What are your rules on your interfaces?
-
No public IP's. No fancy rules, just allow outbound ALL from the internal subnets. I do have block bogon set on all interfaces.
EDIT/Update: I did add LAN <-> AP subnet any/all IPV4 for the AP interface/subnet, but that didn't affect being able to ping or bring up the HTTP AP web page from the LAN. *I don't think that rule was required to be able to ping the phone on the AP subnet.
I went ahead and move the AP back to the LAN subnet for testing -> unmanaged switch, and HTTP + ICMP work fine.
I'd like to get it back on the other subnet/interface though for long term.
-
" I do have block bogon set on all interfaces. "
For what possible reason - how could there be bogons in your own local networks?
Why are you hiding your rfc1918 space - just makes harder to understand your network. What are the rules on the interface connected to your AP network? Is this a tagged or untagged vlan on your switch?
-
I think block bogon was set by default?
Updated image with private IP info. No vlan's.
I setup a LAN (source) -> AP (dest) any/all IPV4 rule for the AP interface/subnet, but that doesn't affect being able to ping the AP or bring up the HTTP AP web page (from the LAN).
*This rule doesn't seem to be required to be able to ping the phone on the AP subnet? Traffic is permitted between these subnets by default?
The only rules right now on the are allow any/all from each subnet to any/all.
-
"I think block bogon was set by default? "
Only on your WAN interfaces… Did you happen to set some gateway on an interface on your local side so pfsense thought it was a wan connection?
Does your AP have the ability to have a GW set... It needs to point to pfsense as its gateway 10.8.3.1
-
"Does your AP have the ability to have a GW set… It needs to point to pfsense as its gateway 10.8.3.1"
-It does not. A GW can only be set to regarding the WAN (unused). It does allow static routes to be set; IDK if that'd help?
*Does not seem to be any trouble for devices on the AP subnet to ping my PC for example, on a different subnet."Did you happen to set some gateway on an interface on your local side so pfsense thought it was a wan connection?"
-Possibly? Do you mean... maybe confused it with a legit public IP, which I used for a LAN IP?
EDIT: I'm not using x-over cable for anything; pfsense to unmanaged sw or pfsense to the AP. Other traffic seems to be fine, but could this be a problem?
-
What are u using for ap 3rd party might let u set gateway or if u can set route to your lan network. Other option would be to source nat so traffic from lan looks like pfsense ip in ap net so ap can answer.
Best option get real ap ;)
-
I might put it on the LAN again or get a real AP like you said if accessing it from the LAN becomes annoying.

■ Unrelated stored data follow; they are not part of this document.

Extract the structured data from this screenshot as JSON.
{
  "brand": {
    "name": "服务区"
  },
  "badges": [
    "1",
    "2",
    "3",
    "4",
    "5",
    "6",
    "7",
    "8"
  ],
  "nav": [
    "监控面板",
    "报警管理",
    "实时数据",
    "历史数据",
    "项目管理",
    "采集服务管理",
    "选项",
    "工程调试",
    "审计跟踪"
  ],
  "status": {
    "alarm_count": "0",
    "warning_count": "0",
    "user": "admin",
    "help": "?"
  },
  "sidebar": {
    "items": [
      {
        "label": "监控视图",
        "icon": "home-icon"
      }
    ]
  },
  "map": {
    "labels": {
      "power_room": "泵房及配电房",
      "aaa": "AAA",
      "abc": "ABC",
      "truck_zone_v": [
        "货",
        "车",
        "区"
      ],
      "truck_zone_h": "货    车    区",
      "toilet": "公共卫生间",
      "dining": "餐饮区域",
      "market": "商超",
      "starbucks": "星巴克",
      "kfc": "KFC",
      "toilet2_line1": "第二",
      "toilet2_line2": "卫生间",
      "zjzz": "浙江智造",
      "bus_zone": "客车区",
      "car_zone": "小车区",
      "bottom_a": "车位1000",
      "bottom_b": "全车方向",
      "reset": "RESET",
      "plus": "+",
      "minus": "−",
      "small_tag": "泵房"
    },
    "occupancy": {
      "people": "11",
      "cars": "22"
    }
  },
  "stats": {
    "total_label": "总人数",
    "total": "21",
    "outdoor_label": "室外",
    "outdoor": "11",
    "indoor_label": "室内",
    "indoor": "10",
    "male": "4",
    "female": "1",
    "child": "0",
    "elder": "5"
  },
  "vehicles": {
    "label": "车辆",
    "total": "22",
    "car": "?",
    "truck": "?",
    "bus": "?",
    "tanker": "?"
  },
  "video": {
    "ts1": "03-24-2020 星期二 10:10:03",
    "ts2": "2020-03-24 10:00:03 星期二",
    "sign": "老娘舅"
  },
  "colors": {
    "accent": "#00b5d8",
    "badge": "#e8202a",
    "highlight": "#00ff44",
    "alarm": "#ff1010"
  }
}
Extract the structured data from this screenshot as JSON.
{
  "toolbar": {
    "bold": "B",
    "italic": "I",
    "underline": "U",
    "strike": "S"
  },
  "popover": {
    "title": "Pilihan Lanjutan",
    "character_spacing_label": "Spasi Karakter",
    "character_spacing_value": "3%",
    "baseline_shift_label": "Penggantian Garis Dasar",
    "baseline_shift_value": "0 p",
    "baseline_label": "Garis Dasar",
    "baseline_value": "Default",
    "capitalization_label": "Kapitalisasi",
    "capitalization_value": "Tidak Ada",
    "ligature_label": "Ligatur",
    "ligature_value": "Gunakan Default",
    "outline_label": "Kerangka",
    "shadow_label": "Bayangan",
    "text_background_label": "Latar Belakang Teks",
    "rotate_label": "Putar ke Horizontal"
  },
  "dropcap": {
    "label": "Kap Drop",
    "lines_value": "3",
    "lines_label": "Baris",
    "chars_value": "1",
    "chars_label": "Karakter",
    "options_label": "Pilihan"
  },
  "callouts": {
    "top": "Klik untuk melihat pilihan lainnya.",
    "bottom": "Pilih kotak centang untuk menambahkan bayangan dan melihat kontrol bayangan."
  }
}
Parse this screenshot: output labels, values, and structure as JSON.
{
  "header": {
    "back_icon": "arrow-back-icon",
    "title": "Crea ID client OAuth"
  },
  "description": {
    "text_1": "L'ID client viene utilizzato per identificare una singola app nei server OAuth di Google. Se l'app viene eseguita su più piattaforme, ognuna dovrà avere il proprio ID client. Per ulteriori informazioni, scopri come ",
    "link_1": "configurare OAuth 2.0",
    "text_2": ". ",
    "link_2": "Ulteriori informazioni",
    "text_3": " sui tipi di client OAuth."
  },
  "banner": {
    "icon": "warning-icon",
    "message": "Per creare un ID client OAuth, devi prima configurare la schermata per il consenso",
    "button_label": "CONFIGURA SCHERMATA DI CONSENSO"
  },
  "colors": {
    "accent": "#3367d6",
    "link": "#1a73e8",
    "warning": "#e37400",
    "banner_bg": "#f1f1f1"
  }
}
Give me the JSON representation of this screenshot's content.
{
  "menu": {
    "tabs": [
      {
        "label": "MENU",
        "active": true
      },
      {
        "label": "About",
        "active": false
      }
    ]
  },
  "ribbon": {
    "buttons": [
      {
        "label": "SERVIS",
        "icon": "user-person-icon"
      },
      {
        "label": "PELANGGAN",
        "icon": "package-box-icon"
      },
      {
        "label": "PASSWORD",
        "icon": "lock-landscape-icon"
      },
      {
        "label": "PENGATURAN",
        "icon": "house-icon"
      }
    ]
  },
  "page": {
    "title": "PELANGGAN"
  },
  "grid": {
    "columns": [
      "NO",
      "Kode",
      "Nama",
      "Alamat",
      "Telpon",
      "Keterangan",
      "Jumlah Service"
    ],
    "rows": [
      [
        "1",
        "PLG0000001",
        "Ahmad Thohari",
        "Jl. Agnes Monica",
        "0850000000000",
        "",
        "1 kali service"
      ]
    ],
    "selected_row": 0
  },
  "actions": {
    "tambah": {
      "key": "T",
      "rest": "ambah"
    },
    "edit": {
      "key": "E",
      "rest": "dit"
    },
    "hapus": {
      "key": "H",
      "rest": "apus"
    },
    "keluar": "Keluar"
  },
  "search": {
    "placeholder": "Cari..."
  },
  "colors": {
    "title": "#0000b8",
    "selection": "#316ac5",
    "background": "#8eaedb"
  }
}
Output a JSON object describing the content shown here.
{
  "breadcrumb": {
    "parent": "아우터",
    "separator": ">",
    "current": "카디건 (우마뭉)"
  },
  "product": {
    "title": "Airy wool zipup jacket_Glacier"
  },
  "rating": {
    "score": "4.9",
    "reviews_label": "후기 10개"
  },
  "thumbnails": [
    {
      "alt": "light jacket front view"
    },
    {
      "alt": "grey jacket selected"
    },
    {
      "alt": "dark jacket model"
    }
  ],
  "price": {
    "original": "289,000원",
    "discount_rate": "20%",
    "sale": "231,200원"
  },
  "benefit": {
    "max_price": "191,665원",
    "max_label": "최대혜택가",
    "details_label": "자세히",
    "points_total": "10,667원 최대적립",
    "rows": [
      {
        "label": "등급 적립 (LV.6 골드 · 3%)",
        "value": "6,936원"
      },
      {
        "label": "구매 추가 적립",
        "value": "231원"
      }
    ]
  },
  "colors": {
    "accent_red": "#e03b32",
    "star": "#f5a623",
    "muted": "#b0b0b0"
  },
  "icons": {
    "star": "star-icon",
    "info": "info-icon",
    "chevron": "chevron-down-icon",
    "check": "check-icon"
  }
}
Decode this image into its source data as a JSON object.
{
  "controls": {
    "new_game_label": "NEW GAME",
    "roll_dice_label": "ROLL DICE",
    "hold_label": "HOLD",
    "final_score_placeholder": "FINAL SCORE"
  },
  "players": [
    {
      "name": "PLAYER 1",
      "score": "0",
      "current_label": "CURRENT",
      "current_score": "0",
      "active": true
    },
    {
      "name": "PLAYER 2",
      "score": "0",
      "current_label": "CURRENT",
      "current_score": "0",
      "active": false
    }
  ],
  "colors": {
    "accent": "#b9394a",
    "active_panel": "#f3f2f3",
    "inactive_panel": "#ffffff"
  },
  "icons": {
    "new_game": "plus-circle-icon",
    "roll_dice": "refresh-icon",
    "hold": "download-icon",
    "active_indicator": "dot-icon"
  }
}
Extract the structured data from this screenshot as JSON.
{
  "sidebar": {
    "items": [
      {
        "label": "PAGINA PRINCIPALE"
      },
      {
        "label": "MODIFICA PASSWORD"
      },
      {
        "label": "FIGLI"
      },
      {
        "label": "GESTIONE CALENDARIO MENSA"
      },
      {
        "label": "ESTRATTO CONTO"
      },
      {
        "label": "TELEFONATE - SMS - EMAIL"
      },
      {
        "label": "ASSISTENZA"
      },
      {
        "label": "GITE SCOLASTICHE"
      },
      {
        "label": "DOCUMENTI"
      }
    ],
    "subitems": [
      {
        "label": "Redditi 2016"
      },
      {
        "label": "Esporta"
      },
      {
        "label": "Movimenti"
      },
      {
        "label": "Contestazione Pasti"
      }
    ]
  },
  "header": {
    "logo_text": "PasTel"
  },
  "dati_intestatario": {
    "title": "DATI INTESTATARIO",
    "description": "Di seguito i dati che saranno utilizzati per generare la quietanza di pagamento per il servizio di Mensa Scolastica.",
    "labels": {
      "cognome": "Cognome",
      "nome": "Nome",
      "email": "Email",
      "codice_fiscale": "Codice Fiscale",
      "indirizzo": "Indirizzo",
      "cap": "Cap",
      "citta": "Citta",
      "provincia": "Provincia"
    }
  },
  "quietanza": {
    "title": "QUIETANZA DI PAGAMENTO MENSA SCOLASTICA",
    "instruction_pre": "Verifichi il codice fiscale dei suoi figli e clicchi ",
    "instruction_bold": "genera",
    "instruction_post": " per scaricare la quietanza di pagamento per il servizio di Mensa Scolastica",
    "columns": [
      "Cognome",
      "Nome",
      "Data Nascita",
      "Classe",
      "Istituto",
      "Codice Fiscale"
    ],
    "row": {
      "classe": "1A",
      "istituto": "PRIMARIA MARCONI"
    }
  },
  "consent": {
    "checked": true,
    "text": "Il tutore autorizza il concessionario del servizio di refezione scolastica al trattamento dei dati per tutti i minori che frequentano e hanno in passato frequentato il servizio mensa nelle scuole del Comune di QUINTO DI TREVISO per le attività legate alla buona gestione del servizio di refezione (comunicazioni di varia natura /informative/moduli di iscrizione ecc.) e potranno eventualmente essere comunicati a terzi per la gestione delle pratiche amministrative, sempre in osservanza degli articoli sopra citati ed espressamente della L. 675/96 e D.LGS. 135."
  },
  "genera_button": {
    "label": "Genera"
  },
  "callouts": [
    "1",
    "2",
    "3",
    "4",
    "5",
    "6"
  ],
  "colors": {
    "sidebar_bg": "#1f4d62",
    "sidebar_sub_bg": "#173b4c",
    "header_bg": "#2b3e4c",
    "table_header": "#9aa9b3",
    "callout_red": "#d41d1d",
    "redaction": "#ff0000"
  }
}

It's just a test setup really, not critical. Also the router/"AP" is pretty outdated, so not worth a lot of trouble. Just wanted to get some input to see if I was missing anything. Thanks!
Here's a thread with a similar issue. OP doesn't say if it's a router as AP or real AP:
https://forum.pfsense.org/index.php?topic=46408.0 -
Dude without a gateway on the device there is no way to talk to from another network
-
Hehe. I popped in a static route on the wifi router/AP and now can hit the web page and ping from the LAN, but it it says:
"You have no authority to access this device!" Doesn't allow alt-networks access to the web config page.
So I thought, hmm… maybe if I add my pc IP to the remote management access (one IP only, boo!) ...and yep, I can reach it now.
This wouldn't be a good option if any other computer needed to get to it though. Back to the LAN or real IP again if this isn't satisfactory.
Thanks again.
-
U should be able add your whole lan net to allow remote admin but why?